Wednesday, January 18, 2012

PLAYWRIGHT...


If someone came up to me wanting to know what it takes to be a playwright ….I’m almost sure of finding myself with very little to say. Before anything else, I’ll ask myself why it is that I write? Is it my love for theatre, my passion ,the madness….? All but a farce…..because after so many years perhaps all this should have begun to lose its shine. My reasons lie elsewhere. The truth is , that writing a play or writing itself, for that matter, is seamlessly woven into the fabric of my being. There is never the need for any effort towards wanting to write…. I find myself thinking about writing almost all day…in gatherings…around friends….anywhere , it lingers in my thoughts like a lover. Kafka eloquently phrased that , ‘To write I need death like silence’. Now that brings me to my very next question, which is, how important is it to write for me? To answer which I quote Rilke , who once said to a young poet that ‘Ask yourself in the quietest hour of the night, is writing a primary necessity? The answer must be a ‘yes’ if you’re living all alone and apart from yourself, can turn to no one.’
The journey of a writer, having lived all this silence and solitude, begins not with his first play…but with his second. Because that is where, comes in the dilution of the expectations of his audience. The juncture where he finds himself having to walk the line between what it is that he wants to write vis-à-vis that which he should.
In my limited experience, I have seen that a writer who tends to create anything with his audience in mind is more often than not lost. He ends up in a space where whatever he churns out is projected outwards rather than inward. The real graph or the complete circle of the life of a writer comes alive only when he can’t and doesn’t repeat his work irrespective of the consequences. And in that circle what matters most is how entertained he remains with the constant surprise element in his work for him.
Does a play change the world, a society, a country ? No. It’s a momentary form of art that caters to a niche audience lasting not more than a couple of hours.
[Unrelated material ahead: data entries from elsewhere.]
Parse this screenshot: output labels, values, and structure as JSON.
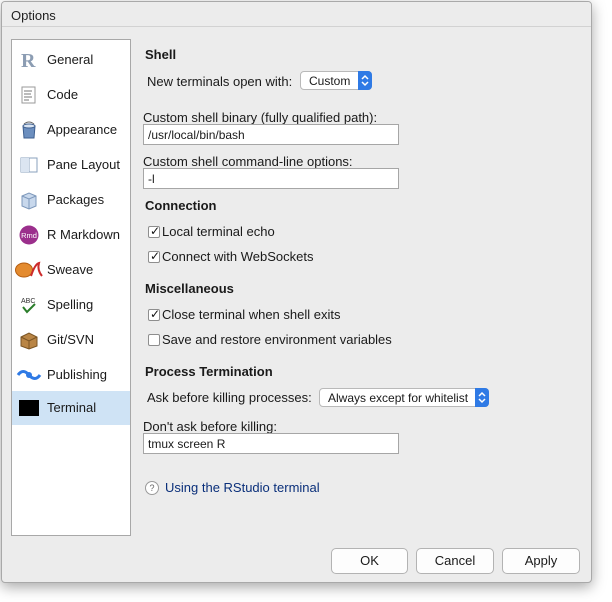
{
  "window": {
    "title": "Options"
  },
  "sidebar": {
    "items": [
      {
        "label": "General",
        "icon": "r-logo-icon",
        "active": false
      },
      {
        "label": "Code",
        "icon": "code-document-icon",
        "active": false
      },
      {
        "label": "Appearance",
        "icon": "paint-bucket-icon",
        "active": false
      },
      {
        "label": "Pane Layout",
        "icon": "pane-layout-icon",
        "active": false
      },
      {
        "label": "Packages",
        "icon": "package-box-icon",
        "active": false
      },
      {
        "label": "R Markdown",
        "icon": "rmd-icon",
        "active": false
      },
      {
        "label": "Sweave",
        "icon": "sweave-pdf-icon",
        "active": false
      },
      {
        "label": "Spelling",
        "icon": "abc-spellcheck-icon",
        "active": false
      },
      {
        "label": "Git/SVN",
        "icon": "git-box-icon",
        "active": false
      },
      {
        "label": "Publishing",
        "icon": "publish-icon",
        "active": false
      },
      {
        "label": "Terminal",
        "icon": "terminal-icon",
        "active": true
      }
    ]
  },
  "shell": {
    "heading": "Shell",
    "new_terminals_label": "New terminals open with:",
    "new_terminals_value": "Custom",
    "binary_label": "Custom shell binary (fully qualified path):",
    "binary_value": "/usr/local/bin/bash",
    "options_label": "Custom shell command-line options:",
    "options_value": "-l"
  },
  "connection": {
    "heading": "Connection",
    "local_echo_label": "Local terminal echo",
    "local_echo_checked": true,
    "websockets_label": "Connect with WebSockets",
    "websockets_checked": true
  },
  "misc": {
    "heading": "Miscellaneous",
    "close_label": "Close terminal when shell exits",
    "close_checked": true,
    "save_env_label": "Save and restore environment variables",
    "save_env_checked": false
  },
  "process": {
    "heading": "Process Termination",
    "ask_label": "Ask before killing processes:",
    "ask_value": "Always except for whitelist",
    "dont_ask_label": "Don't ask before killing:",
    "dont_ask_value": "tmux screen R"
  },
  "help": {
    "icon": "?",
    "link": "Using the RStudio terminal"
  },
  "buttons": {
    "ok": "OK",
    "cancel": "Cancel",
    "apply": "Apply"
  },
  "colors": {
    "accent": "#2f7ae5",
    "selected_bg": "#cfe3f5",
    "link": "#0a2f7a"
  }
}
Its like life itself , where what you experience for that time in space is nothing more than a memory right after its lived. Which is what brings so much beauty to theatre and to the eyes that witness it. “Literature doesn’t give one water , all it gives is a realisaion of an unquenchable thirst. When in a dream you drink water, on waking you realise how thirsty you actually were. “ I find that Nirmal Verma’s words beautifully sum up the taste of living around theatre for me.

1 comment:

Pratibha Katiyar said...

Literature doesn’t give one water , all it gives is a realisaion of an unquenchable thirst. When in a dream you drink water, on waking you realise how thirsty you actually were.

Yes. I remember your words that 'ek kore kagaj ke saamne sar jhukaye khada hoon.' You write beautiful because you live words and write your breath I suppose.